The most withering line of the year, so far, came from one of the Democratic candidates, Pete Buttigieg, who referred to Vice President Mike Pence, an outspoken evangelical Christian, as a “cheerleader for the porn star presidency.” Many of those who during the Bill Clinton presidency insisted character and personal integrity were essential qualities in political leaders have in the Trump era decided such matters are utterly unimportant. By their refusal to confront those flaws and failures in Mr. Trump, they are complicit in the debasement of American culture and politics. Many of Mr. Trump’s most vocal and prominent evangelical supporters, because of their rank hypocrisy, are doing more to damage Christian witness than the so-called New Atheists ever could.
Beyond that, in their ferocious defense of the president, Trump supporters are signaling that decency is a form of weakness, that cruelty is a welcome and highly effective political weapon and that the low road is the preferred road. At one point, Republicans were willing to tolerate Mr. Trump’s brutish tactics and reprehensible character as the price of party loyalty; today many of them seem to relish it. They see the dehumanization of others as a form of entertainment.

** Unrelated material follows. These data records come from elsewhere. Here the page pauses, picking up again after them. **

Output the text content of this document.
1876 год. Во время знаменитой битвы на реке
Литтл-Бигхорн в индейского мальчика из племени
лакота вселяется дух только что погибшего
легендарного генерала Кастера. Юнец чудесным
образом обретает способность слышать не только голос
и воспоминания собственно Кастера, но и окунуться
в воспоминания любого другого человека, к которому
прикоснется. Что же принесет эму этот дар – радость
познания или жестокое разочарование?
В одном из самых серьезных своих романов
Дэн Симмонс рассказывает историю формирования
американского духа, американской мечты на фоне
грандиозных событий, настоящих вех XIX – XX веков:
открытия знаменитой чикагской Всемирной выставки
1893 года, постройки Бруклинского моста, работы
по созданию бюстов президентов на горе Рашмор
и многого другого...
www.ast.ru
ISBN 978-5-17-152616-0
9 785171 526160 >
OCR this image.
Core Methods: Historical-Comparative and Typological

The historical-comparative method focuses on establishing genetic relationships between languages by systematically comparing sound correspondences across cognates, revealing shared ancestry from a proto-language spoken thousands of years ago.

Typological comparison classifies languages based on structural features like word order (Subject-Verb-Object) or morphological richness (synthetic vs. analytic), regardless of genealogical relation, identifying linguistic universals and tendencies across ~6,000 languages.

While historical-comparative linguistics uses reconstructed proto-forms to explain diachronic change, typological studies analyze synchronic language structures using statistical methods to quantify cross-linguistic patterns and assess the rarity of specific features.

All of this has come at a crushing price, including driving away young people in huge numbers. The Trump ascendancy has made far too many Republicans increasingly contemptuous of serious intellectual and policy argument, indifferent to empirical truth and disdainful of governing. They prefer to turn politics into an ongoing freak show. But the greater price is the indelible stain all this places on the integrity of a party many of us once believed in, served in and took pride in.
Mr. Trump’s takeover of the Republican Party is complete. Healing and renewal can’t begin until the party rejects the malignancy of Trumpism and embraces the belief that politics is not only a necessary activity but a noble calling, an imperfect but essential way to advance justice. That day may yet come. Right now it feels light years away.
Peter Wehner a senior fellow at the Ethics and Public Policy Center, served in the previous three Republican administrations and is a contributing opinion writer, as well as the author of “The Death of Politics: How to Heal Our Frayed Republic After Trump.”